Royal Bank of Scotland Group (LON:RBS) is advancing plans to move billions of pounds worth of assets to the Netherlands next March if the UK leaves the European Union without a deal, Reuters has reported. The news comes ahead of next week’s parliamentary vote on Prime Minister Theresa May’s Brexit plan.
RBS’ share price has surged in London in today’s session, having gained 2.03 percent to 216.30p as of 08:40 GMT. The stock is outperforming the broader UK market rally, with the benchmark FTSE 100 index currently standing 1.64 percent higher at 6,814.00 points. The group’s shares have given up more than 21 percent of their value over the past year, as compared with about a 7.3-percent dip in the Footsie.
RBS planning asset move
Reuters reported yesterday that RBS had said that it had applied to the courts to move £6 billion pounds of assets, as well as £7 billion pounds of liabilities to its Dutch subsidiary NatWest Markets N.V.
The lender explained that the transfer would take place in March next year, unless a deal is reached with the EU, and then could “be more gradual and subject to further political developments”. The newswire notes that the proposed plan impacts about 30 percent of NatWest Markets’ customers who are located in the European Economic Area.

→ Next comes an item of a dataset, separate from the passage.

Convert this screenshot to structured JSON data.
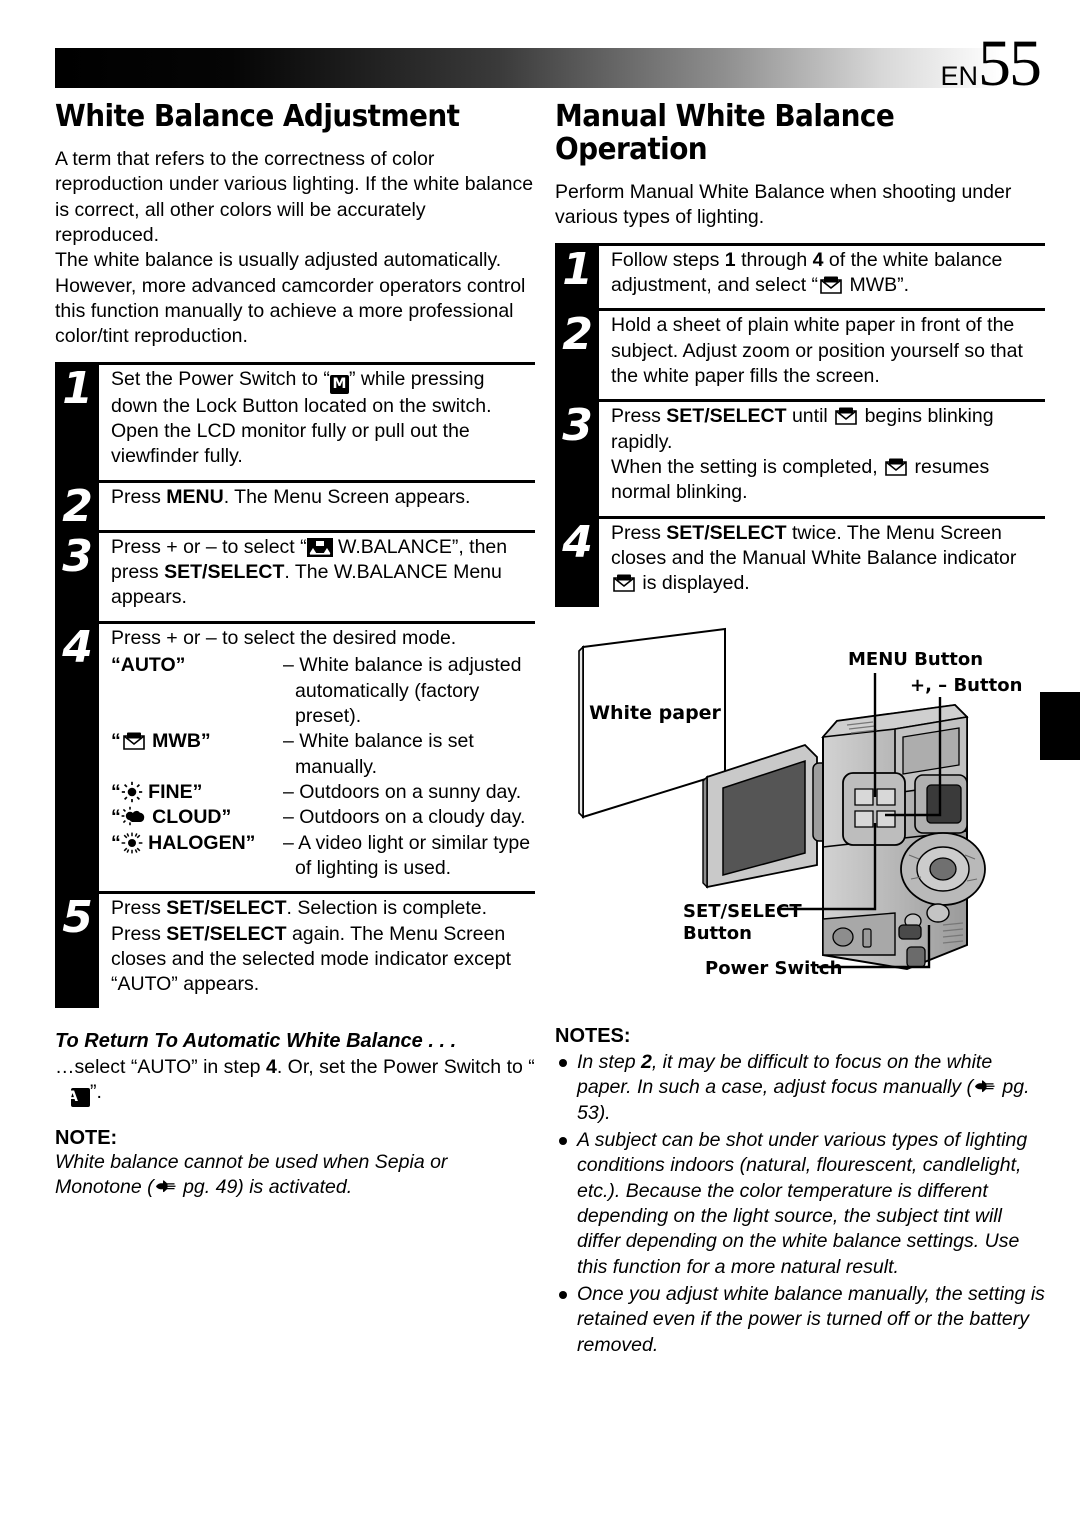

Analysts on FTSE 100 group
Royal Bank of Canada reaffirmed the bailed-out lender as a ‘sector performer’ yesterday, valuing the shares at 280p, while earlier this week, Goldman Sachs, which rates RBS as a ‘buy,’ boosted its price target on the stock from 345p to 350p. According to MarketBeat, the UK group currently has a consensus ‘buy’ rating and an average price target of 310.92p.